Sperm
retrieval techniques have given hope to men with
obstructive and nonobstructive azoospermia. The
etiology of obstructive azoospermia includes men
with a previous vasectomy, ejaculatory duct
obstruction, and congenital bilateral absence of the
vas deferens. Sperm production is normal in these
men, though sperm parameters may decrease with
chronic obstruction. Sperm are extracted using both
percutaneous sperm retrieval and open microsurgical
techniques. In percutaneous epididymal sperm
aspiration (PESA), sperm are aspirated through a
butterfly needle that is placed into the caudal
portion of the epididymis.
Adequate
numbers of sperm are often retrieved allowing for
cryopreservation and future ICSI cycles. With the
advent of microsurgical epididymal sperm aspiration
(MESA), sperm are retrieved in higher numbers than
with PESA, allowing for cryopreservation of large
numbers of sperm. In our practice, PESA is attempted
first since it is a less invasive procedure that
often produces enough sperm for ICSI. If sperm
collection fails, MESA is the second option. Men
with nonobstructive azoospermia have an impairment
of normal spermatogenesis. Their pregnancy and
fertilization rates with ICSI are lower than for men
with obstructive azoospermia. These men normally do
not have sperm present in their epididymis for
retrieval. Thus, testicular sperm retrieval is
performed with either testicular fine- needle
aspiration of the testes (TESA) or open testicular
biopsy.
Recovered
sperm can either be used for ICSI or cryopreserved
and thawed on the day of retrieval. Nonobstructive
azoospermic patients need to be counseled that sperm
retrieval techniques may fail to recover sperm. In
the event that sperm is not retrieved, couples may
opt for donor sperm.
ICSI uses a single washed sperm placed into a
viscous solution of 10% polyvinyl pyrrolidine, which
impedes sperm movement. The spermatozoa flagellum is
crushed, which causes immobilization and increases
permeability of the sperm membrane, enhancing
nuclear decondensation and pregnancy rates.
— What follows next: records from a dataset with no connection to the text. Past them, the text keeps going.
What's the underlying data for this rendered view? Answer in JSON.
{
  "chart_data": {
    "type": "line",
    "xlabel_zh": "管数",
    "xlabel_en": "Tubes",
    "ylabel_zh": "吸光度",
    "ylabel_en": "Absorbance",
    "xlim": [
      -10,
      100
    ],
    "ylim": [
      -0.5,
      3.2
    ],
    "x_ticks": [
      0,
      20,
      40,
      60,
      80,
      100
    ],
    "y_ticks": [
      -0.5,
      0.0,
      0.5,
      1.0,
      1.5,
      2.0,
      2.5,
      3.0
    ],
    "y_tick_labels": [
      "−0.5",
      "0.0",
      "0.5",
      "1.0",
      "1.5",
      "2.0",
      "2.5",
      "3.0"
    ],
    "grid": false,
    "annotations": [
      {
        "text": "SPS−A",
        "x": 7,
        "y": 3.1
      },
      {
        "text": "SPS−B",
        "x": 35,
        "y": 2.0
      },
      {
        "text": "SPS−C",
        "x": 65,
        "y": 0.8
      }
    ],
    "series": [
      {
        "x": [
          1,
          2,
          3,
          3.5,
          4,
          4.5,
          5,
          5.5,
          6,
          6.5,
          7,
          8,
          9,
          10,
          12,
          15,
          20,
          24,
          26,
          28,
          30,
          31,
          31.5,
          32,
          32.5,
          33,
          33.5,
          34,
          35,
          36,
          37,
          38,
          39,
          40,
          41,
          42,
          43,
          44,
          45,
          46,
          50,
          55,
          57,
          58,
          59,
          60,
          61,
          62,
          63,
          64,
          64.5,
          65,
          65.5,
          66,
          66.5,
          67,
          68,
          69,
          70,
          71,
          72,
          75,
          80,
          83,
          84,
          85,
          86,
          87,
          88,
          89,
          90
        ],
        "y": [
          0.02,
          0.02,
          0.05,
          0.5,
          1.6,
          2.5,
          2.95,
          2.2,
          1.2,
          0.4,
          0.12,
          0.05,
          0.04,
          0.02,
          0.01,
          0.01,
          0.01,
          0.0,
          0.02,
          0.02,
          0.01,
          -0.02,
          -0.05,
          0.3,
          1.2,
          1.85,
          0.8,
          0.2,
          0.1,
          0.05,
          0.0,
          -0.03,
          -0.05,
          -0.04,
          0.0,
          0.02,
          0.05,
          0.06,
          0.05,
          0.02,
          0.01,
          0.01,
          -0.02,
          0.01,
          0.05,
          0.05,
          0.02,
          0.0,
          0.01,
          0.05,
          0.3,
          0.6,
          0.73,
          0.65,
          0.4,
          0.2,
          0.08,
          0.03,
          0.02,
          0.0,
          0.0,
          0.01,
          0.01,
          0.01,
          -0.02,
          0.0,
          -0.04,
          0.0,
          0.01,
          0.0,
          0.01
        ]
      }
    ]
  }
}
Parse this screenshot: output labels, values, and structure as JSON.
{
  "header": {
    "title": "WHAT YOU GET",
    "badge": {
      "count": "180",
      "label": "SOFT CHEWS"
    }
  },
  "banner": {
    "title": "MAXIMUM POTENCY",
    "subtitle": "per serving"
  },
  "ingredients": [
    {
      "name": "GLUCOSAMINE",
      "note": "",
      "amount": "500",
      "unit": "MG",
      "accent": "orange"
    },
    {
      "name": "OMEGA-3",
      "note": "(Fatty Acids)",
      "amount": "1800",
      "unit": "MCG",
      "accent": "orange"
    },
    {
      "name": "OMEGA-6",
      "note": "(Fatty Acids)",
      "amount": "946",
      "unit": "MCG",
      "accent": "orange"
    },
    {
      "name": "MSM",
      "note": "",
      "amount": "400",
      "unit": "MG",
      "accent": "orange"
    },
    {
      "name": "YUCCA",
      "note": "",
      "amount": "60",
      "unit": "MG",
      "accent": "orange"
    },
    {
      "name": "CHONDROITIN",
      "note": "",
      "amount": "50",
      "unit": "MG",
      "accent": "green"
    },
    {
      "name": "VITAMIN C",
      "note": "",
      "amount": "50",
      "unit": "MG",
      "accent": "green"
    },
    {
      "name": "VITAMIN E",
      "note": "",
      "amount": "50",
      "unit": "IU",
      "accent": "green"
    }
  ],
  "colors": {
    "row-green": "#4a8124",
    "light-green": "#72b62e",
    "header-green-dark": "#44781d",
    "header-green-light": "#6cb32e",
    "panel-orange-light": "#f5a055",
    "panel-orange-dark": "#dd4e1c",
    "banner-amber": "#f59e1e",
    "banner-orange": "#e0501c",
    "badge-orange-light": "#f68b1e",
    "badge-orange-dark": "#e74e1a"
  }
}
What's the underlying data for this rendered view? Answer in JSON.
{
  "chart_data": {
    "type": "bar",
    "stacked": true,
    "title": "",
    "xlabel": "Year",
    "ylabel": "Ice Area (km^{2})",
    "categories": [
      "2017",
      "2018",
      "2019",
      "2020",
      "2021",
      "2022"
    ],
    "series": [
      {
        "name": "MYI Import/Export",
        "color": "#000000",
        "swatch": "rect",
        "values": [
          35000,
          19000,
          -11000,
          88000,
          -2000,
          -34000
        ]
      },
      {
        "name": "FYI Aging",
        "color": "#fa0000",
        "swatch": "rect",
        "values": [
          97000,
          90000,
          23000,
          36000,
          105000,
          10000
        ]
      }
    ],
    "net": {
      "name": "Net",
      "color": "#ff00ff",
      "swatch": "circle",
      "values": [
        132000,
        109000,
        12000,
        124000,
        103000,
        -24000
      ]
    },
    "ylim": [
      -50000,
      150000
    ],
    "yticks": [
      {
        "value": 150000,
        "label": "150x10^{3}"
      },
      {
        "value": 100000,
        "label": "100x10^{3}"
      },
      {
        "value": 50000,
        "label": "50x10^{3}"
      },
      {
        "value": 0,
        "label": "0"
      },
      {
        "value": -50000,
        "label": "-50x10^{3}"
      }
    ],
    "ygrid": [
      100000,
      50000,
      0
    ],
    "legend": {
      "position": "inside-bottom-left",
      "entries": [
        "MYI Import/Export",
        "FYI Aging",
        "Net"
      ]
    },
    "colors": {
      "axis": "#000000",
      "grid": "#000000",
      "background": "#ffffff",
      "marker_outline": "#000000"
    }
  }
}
A
morphologically normal sperm is aspirated tail-first
into an injecting pipette. The sperm is injected
through the zona pellucida and into the ooplasm with
the polar body at 12 o'clock (see Fig. 39.3).
Injected sperm are placed into culture microdroplets
under oil. Eighteen hours later, oocytes are
examined for fertilization comparable to standard
insemination in vitro. Normal fertilized eggs are
moved to individual culture microdroplets under oil
and transferred 72 hours from insemination.